Lake Stevens graduate Brittney Pahukoa has played in 20 games for the Boise State women’s basketball team this season, averaging 6.1 minutes per contest. (Kaden Severn/Boise State Photo Services)

Lake Stevens graduate Brittney Pahukoa has played in 20 games for the Boise State women’s basketball team this season, averaging 6.1 minutes per contest. (Kaden Severn/Boise State Photo Services)

Pahukoa sisters provide boost for Boise State basketball team

In their four years at Lake Stevens High School, Brooke Pahukoa and Brittney Pahukoa made significant contributions to the school’s basketball program.

Over the last four years, the identical twin sisters have done the same at Boise State University.

As college players, the Pahukoas have helped the Broncos to a combined 77-43 record (and counting) with two postseason appearances. Brooke has been one of the team’s scoring leaders in three of her four seasons and a year ago was named to the All-Mountain West Conference first team, an honor she might well repeat this season. Brittney has played in a reserve role and is praised by BSU coach Gordy Presnell for her energy and leadership.

“They’re both just absolutely terrific people, and they’ve really helped change the culture here,” Presnell said.

It was pretty much the same thing at Lake Stevens, where the Pahukoas were key players on Vikings teams that won three Wesco 4A championships, four District 1 titles and made four consecutive trips to the state tournament, concluding in their senior season of 2012-13.

Yet now the final horn in their basketball careers is approaching. Boise State has four remaining regular-season games, followed by the Mountain West tournament and then a possible postseason berth. After that, the real world awaits.

“It’s going to be so weird (not playing basketball),” Brooke said. “I need sports in my life. It’s part of me. It’s part of who I am. … I’m already like, ‘What am I going to do to fill up all my time?’ I’m going to miss the team and miss being a part of something. You go to practice (every day) and all your best friends are on the team.”

For Brittney, at least, basketball will not go away completely. She has been asked by Presnell to stay on with the team as a graduate assistant. It is a two-year commitment and will allow her to pursue a master’s degree in athletic leadership, which will follow her undergraduate degree in health sciences.

And Brooke, who is earning a degree in psychology, will be close by. Though unsure about her upcoming plans, she expects to stay in Boise “for a year for sure, and we’ll see where I can get job-wise.” Down the road, she envisions a career as a sports psychologist, which would also require a master’s degree.

Though the twins have branched out at Boise State, discovering their own friends and interests, they remain remarkably close. “It was so nice to have her here,” Brittney said. “We know each other inside and out.” Through four years of college, “there were a lot of moments where I don’t know what I would’ve done if (Brooke) wasn’t here,” she said.

Yet for all that closeness, it was no sure thing that Brooke and Brittney would end up at the same college. During the recruiting process, both considered other schools and both agreed they would make their own decisions.

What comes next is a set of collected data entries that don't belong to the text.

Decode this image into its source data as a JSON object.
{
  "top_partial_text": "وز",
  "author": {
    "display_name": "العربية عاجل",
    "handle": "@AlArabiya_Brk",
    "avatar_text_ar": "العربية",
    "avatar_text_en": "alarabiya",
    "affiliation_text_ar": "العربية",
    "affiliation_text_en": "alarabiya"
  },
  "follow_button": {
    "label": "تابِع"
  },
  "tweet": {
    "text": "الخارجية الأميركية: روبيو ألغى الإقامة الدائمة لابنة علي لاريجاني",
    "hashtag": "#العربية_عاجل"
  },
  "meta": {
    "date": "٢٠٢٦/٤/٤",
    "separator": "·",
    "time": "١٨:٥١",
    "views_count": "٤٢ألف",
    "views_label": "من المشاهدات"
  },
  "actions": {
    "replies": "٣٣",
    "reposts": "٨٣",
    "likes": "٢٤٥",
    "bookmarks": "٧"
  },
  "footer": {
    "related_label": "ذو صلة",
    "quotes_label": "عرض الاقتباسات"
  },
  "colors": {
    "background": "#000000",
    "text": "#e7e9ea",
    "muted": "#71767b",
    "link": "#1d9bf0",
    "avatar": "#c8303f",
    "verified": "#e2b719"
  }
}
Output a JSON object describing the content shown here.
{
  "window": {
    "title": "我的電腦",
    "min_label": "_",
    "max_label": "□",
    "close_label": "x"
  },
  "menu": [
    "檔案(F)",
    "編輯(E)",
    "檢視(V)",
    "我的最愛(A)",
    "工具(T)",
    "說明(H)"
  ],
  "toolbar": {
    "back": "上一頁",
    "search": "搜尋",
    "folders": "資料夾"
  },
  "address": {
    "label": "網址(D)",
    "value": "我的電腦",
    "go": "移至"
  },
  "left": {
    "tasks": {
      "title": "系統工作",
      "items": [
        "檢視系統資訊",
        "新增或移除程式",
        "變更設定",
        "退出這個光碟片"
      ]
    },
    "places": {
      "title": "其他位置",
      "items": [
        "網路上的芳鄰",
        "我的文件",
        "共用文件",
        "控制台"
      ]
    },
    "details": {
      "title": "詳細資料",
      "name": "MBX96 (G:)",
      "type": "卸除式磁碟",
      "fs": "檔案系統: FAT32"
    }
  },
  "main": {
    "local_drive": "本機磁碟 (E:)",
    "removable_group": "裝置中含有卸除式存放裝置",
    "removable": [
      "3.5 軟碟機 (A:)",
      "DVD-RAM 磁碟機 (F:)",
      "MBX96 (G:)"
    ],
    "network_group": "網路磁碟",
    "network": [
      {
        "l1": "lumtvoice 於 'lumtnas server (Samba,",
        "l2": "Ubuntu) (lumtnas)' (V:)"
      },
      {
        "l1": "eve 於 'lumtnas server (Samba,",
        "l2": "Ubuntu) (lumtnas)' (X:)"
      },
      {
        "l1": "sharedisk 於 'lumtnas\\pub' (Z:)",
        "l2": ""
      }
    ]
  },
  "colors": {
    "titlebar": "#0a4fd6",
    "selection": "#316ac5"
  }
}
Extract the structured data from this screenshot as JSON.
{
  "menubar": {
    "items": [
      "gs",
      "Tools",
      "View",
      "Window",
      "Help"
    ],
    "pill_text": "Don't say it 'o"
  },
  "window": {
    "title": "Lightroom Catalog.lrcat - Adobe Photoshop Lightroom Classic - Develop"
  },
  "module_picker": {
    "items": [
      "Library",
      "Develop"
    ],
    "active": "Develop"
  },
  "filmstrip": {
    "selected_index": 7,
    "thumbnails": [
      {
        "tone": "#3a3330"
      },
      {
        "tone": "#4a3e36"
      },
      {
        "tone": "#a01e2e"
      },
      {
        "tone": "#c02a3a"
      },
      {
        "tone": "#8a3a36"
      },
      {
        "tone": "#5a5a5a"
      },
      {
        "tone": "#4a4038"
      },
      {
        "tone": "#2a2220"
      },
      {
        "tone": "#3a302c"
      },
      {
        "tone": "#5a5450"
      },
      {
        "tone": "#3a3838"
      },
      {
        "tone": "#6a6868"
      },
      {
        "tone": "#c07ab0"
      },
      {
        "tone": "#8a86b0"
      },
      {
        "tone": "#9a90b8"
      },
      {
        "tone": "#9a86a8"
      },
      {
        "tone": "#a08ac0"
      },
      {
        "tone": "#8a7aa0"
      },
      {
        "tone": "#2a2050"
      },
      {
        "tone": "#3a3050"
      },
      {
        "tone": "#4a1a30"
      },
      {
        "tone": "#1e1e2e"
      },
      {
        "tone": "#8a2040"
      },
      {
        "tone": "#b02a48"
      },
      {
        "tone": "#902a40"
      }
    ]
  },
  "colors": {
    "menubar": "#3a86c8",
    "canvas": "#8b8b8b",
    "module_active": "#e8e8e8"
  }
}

But in the summer before their senior years at Lake Stevens, the family traveled to see the girls’ grandparents in Caldwell, Idaho, near Boise. Since they were in the vicinity, mom Debby Pahukoa suggested they visit Boise State. That outing resulted in a conversation with Presnell and two scholarship offers, and ultimately both decided to play for the Broncos.

“We didn’t talk about it with each other, so we had no idea (what the other was thinking),” Brittney said. “I was really pro Boise, but Brooke had a couple of other options. … But it’s been great having her here.”

Their relationship at college has had “ups and downs,” Brooke said, which would be typical for any pair of siblings. “But it’s also something I wouldn’t have traded for anything in the world. I would choose this over and over again.

“Being able to see Brit grow as a player and as a person has brought us so close. I feel so connected to her. We’re not joined at the hip as much as we were in high school, but it’s still been so much fun. We have so many memories together.”

The Pahukoas shared a dorm room as freshmen, then lived in houses with other friends the next two years. This year for the first time they are living apart, though “we text every hour,” Brooke said.

The college years have passed quickly, the Pahukoas agree, which makes the thought that it will soon end seem almost surreal.

“It’s crazy to think that the end of our career is here,” Brooke said. “But (the time at college) does go by fast. It goes by in the blink of an eye. The season is long, of course, and there are times when you’re traveling three days a week and you think it’s going to go on forever. But at the end of the season you’re thinking, ‘Already?’ ”

“I know it’s getting close,” Brittney said, “but I really haven’t processed that yet. I’m trying hard not to think about it. I just really want to go out with a bang and do better as a team than we ever have here.”